Crisis management is one of the steps to be checked off for any good lawyer.

How to deal with uncertainty? How do we manage such crises? And above all, how to get out of them?

The lawyers we interviewed have all lived through these events and told us their stories. Read about their experiences.

 

 

Experiencing an industrial accident from the inside

 

"You'll see, when you come out of this crisis, you won't be the same man, nor the same lawyer."


These are the words spoken by Nicolas Le Floch's former manager, a few days after the fire.
It was 26 September 2019.
It was 2.45 am, the Lubrizol factory was burning and the city of Rouen would wake up a few hours later under a huge plume of black smoke.
The fire at the Lubrizol plant is one of the major industrial disasters since the explosion at the AZF plant in 2001.

 

Three years ago, Nicolas Le Flochwas a lawyer at Lubrizol France.
Nicolas told us about this period onWords from the Lawyers starting, not without humour, by paraphrasing Jacques Séguéla: "If you are a lawyer and you have not experienced a crisis before the age of 50, you have missed your life.
Joking aside, this event marked Nicolas' professional life.

 

"I'm awake at night, I think I'm being robbed but in fact I'm not... I understood later that it was gas bottles that were exploding. The first AFP dispatch came, fire at the Lubrizol factory. No way to get back to sleep. I think I'm going to lose my job.


The next day, Nicolas went to the Lubrizol site in Le Havre.

Faced with his legitimate fear of losing his job, he was told that "if there is one department that will be busy over the next few years, it will be the legal department".

Far from the chaos, what Nicolas will remember from this period is above all the collective energy.
A real anthill. "You have to imagine people moving at full speed in the corridors, with a lot of information to absorb.

 

Faced with the media coverage of the fire, Nicolas tried, on a personal level, not to follow the newspapers or social networks.
"When you live something from the inside, when you care about accuracy, you are always sorry to listen to some inaccuracies."

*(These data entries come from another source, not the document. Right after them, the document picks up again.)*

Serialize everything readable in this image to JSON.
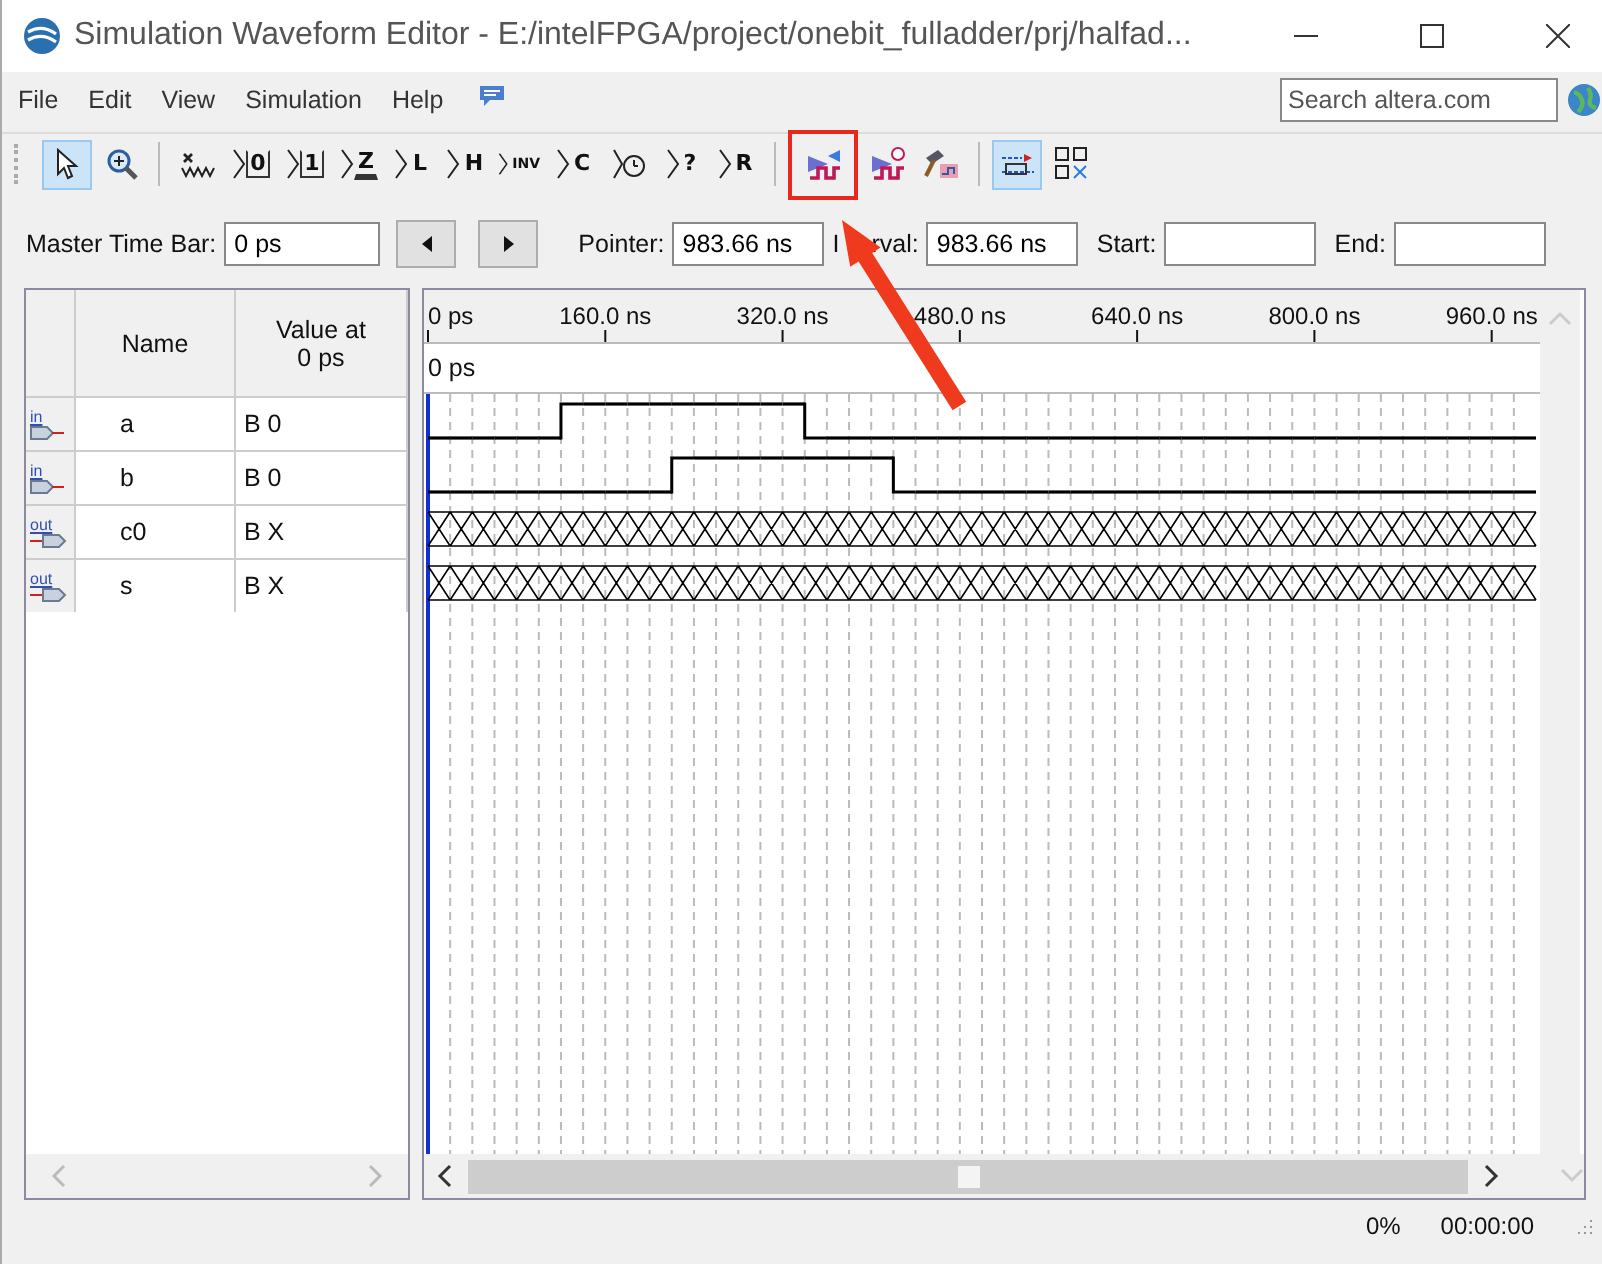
{
  "window": {
    "title": "Simulation Waveform Editor - E:/intelFPGA/project/onebit_fulladder/prj/halfad..."
  },
  "menu": [
    "File",
    "Edit",
    "View",
    "Simulation",
    "Help"
  ],
  "search": {
    "placeholder": "Search altera.com"
  },
  "toolbar": [
    {
      "kind": "pointer",
      "selected": true,
      "highlighted": false
    },
    {
      "kind": "zoom",
      "selected": false,
      "highlighted": false
    },
    {
      "kind": "separator"
    },
    {
      "kind": "unknown",
      "selected": false,
      "highlighted": false
    },
    {
      "kind": "level-low",
      "glyph": "0",
      "selected": false,
      "highlighted": false
    },
    {
      "kind": "level-high",
      "glyph": "1",
      "selected": false,
      "highlighted": false
    },
    {
      "kind": "level-z",
      "glyph": "Z",
      "selected": false,
      "highlighted": false
    },
    {
      "kind": "letter",
      "glyph": "L",
      "selected": false,
      "highlighted": false
    },
    {
      "kind": "letter",
      "glyph": "H",
      "selected": false,
      "highlighted": false
    },
    {
      "kind": "invert",
      "glyph": "INV",
      "selected": false,
      "highlighted": false
    },
    {
      "kind": "letter",
      "glyph": "C",
      "selected": false,
      "highlighted": false
    },
    {
      "kind": "clock",
      "selected": false,
      "highlighted": false
    },
    {
      "kind": "letter",
      "glyph": "?",
      "selected": false,
      "highlighted": false
    },
    {
      "kind": "letter",
      "glyph": "R",
      "selected": false,
      "highlighted": false
    },
    {
      "kind": "separator"
    },
    {
      "kind": "run-functional",
      "selected": false,
      "highlighted": true
    },
    {
      "kind": "run-timing",
      "selected": false,
      "highlighted": false
    },
    {
      "kind": "netlist",
      "selected": false,
      "highlighted": false
    },
    {
      "kind": "separator"
    },
    {
      "kind": "snap",
      "selected": true,
      "highlighted": false
    },
    {
      "kind": "grid",
      "selected": false,
      "highlighted": false
    }
  ],
  "annotation_arrow": true,
  "time_bar": {
    "master_label": "Master Time Bar:",
    "master_value": "0 ps",
    "pointer_label": "Pointer:",
    "pointer_value": "983.66 ns",
    "interval_label_parts": [
      "I",
      "rval:"
    ],
    "interval_value": "983.66 ns",
    "start_label": "Start:",
    "end_label": "End:"
  },
  "signal_table": {
    "columns": [
      "Name",
      "Value at\n0 ps"
    ],
    "rows": [
      {
        "direction": "in",
        "name": "a",
        "value": "B 0",
        "kind": "binary",
        "levels": [
          false,
          false,
          false,
          false,
          false,
          false,
          true,
          true,
          true,
          true,
          true,
          true,
          true,
          true,
          true,
          true,
          true,
          false,
          false,
          false,
          false,
          false,
          false,
          false,
          false,
          false,
          false,
          false,
          false,
          false,
          false,
          false,
          false,
          false,
          false,
          false,
          false,
          false,
          false,
          false,
          false,
          false,
          false,
          false,
          false,
          false,
          false,
          false,
          false,
          false
        ]
      },
      {
        "direction": "in",
        "name": "b",
        "value": "B 0",
        "kind": "binary",
        "levels": [
          false,
          false,
          false,
          false,
          false,
          false,
          false,
          false,
          false,
          false,
          false,
          true,
          true,
          true,
          true,
          true,
          true,
          true,
          true,
          true,
          true,
          false,
          false,
          false,
          false,
          false,
          false,
          false,
          false,
          false,
          false,
          false,
          false,
          false,
          false,
          false,
          false,
          false,
          false,
          false,
          false,
          false,
          false,
          false,
          false,
          false,
          false,
          false,
          false,
          false
        ]
      },
      {
        "direction": "out",
        "name": "c0",
        "value": "B X",
        "kind": "unknown"
      },
      {
        "direction": "out",
        "name": "s",
        "value": "B X",
        "kind": "unknown"
      }
    ]
  },
  "waveform": {
    "ruler_labels": [
      "0 ps",
      "160.0 ns",
      "320.0 ns",
      "480.0 ns",
      "640.0 ns",
      "800.0 ns",
      "960.0 ns"
    ],
    "cursor_label": "0 ps"
  },
  "status_bar": {
    "progress": "0%",
    "elapsed": "00:00:00"
  }
}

Faced with the scale of the events, the media coverage, the frenzy of crisis management, Nicolas confided to us that a form of collective resilience had been put in place: "This is what helped me the most".

 

"I remember these lunches which brought together all the employees, whatever the level of hierarchy in the company. Knowing that I used to be based in a five-storey building with departments on each floor. We have moved from a vertical to a totally horizontal system. Both literally and figuratively. I remember sharing an office with my colleagues from other departments and we realised that information flowed better this way, in open space."

 

But how do you prepare for such a situation? If a crisis is part of every in-house lawyer's life, is it wise to prepare for it? Nicolas confided to us that neither law school nor his previous experience had taught him how to deal with this type of crisis.

 

In terms of workload, there was obviously a huge amount to be done and the whole company was totally dedicated to the effort. "We had to explain things to Lubrizol's parent company in the US."
The nature of Nicolas' assignments obviously changed and adapted to the nature of the crisis.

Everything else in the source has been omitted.